While I absolutely adore mermaid books, finding a good one seems like it is getting harder and harder. After being burned a few times, I decided to approach Monstrous Beauty hesitantly. Don't get my hopes up too high. Don't be afraid to give up if you have to.
Unlike most other mermaid books, Monstrous Beauty reads more like a historical tale than a contemporary one. Fama introduces readers to two main characters: Hester, in the present, and Syrenka, in the past. Both characters tales are interwoven through out the book, giving readers a better understanding of the big picture.
I love books that interweave the past and the present… when it is done right. And Monstrous Beauty definitely did it right. Hester and Syrenka were both interesting characters that I wanted to know more and more about. But my favorite, by far, was Syrenka. With her incredibly tragic past, I just seemed to gravitate to her. That's not to say that I did not enjoy Hester's parts, but Syrenka simply pulled on my heartstrings more.

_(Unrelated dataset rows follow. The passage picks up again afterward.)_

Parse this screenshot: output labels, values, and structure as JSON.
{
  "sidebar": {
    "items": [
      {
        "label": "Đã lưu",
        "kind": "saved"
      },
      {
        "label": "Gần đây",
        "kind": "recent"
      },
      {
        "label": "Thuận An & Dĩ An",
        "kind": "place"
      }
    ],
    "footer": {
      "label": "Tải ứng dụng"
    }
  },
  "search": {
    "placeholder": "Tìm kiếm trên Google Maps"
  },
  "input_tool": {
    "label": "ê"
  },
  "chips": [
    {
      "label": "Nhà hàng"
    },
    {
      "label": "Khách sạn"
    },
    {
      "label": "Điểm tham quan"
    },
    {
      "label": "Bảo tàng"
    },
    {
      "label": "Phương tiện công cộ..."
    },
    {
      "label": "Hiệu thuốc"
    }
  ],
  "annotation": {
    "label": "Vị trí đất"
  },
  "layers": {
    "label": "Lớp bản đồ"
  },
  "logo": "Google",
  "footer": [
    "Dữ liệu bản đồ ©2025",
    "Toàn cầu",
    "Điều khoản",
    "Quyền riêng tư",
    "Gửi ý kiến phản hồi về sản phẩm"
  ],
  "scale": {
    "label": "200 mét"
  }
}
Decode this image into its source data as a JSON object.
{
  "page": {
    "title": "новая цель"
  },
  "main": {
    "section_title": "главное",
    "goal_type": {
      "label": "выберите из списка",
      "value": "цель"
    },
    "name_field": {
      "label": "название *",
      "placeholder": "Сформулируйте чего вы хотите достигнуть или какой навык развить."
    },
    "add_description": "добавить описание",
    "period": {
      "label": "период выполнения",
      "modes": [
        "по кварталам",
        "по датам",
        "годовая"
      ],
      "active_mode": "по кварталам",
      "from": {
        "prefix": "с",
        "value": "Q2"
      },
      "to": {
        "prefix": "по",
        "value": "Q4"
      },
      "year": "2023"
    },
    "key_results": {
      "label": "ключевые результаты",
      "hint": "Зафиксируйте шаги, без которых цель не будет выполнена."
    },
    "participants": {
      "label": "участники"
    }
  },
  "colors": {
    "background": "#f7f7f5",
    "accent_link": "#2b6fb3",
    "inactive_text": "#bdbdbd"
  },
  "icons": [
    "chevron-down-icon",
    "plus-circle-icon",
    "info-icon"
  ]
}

Monstrous Beauty was full of surprises. I will admit that I guessed plenty of the twists, but that did not make it any less fun. Monstrous Beauty is a complex book full with sorrow, love, loss, and survival. It is not your typical fluffy mermaid book. There is plenty of depth in these pages.

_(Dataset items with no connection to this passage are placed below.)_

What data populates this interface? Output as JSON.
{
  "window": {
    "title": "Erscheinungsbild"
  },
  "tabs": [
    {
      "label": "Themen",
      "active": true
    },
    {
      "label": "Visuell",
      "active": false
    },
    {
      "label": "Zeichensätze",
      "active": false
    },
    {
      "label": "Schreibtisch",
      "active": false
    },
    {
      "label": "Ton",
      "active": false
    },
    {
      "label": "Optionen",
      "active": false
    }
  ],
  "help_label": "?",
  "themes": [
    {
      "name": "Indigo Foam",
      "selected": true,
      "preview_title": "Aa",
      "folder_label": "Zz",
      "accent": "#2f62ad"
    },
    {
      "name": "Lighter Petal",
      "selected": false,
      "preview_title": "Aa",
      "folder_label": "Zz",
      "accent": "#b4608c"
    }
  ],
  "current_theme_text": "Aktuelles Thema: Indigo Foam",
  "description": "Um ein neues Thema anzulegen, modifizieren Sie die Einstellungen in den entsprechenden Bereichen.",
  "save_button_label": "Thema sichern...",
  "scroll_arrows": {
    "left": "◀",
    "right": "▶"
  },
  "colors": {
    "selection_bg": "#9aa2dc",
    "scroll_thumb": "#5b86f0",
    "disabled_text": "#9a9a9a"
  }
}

Monstrous Beauty had its ups and downs. A beautiful tale filled with complex characters. A lore that was completely enchanting. But its predictability was almost the book's downfall. In addition, Monstrous Beauty is a book that is not going to be for everyone. Despite remaining mostly PG throughout, there are some scenes that may not be suitable for younger teens.
Honestly, I was a little worried about this one, as the last mermaid book I tried to read I gave up on halfway through (Of Poseidon). I was relieved to see that it flipped between the past and present, which gave it a different feel right away and one that pulled me into the story quickly.
I love a story that switches between time periods if done well. I love seeing a plot unravel slowly and in a way that really pulls the reader in. That is exactly what Monstrous Beauty did from the beginning. We meet Syrenka first, who drowns the first human man she has decided to make contact with, as she does not understand that they cannot breathe underwater. Syrenka is definitely a character that is not human but tries to understand humans anyways. So it is no surprise that she is later drawn towards them again and falls in love.
But this is no simple love tale. When we meet Hester, our female lead from the present time we find that her family has a history of mothers dying after giving birth to daughters. Hester is determined to remain a virgin and never fall in love. When she meets a stranger on the beach, he convinces her to look further into the history of her family to see if it a curse or a family genetic trait. We find out this man is the same man that Syrenka fell in love with in the past. So how is he here in the present?
The beautiful writing and storytelling in Monstrous Beauty makes it a complex and compelling read that will keep readers reading until the very last page. There are definitely some gory scenes as well as a rape scene, so beware when giving this book to younger readers.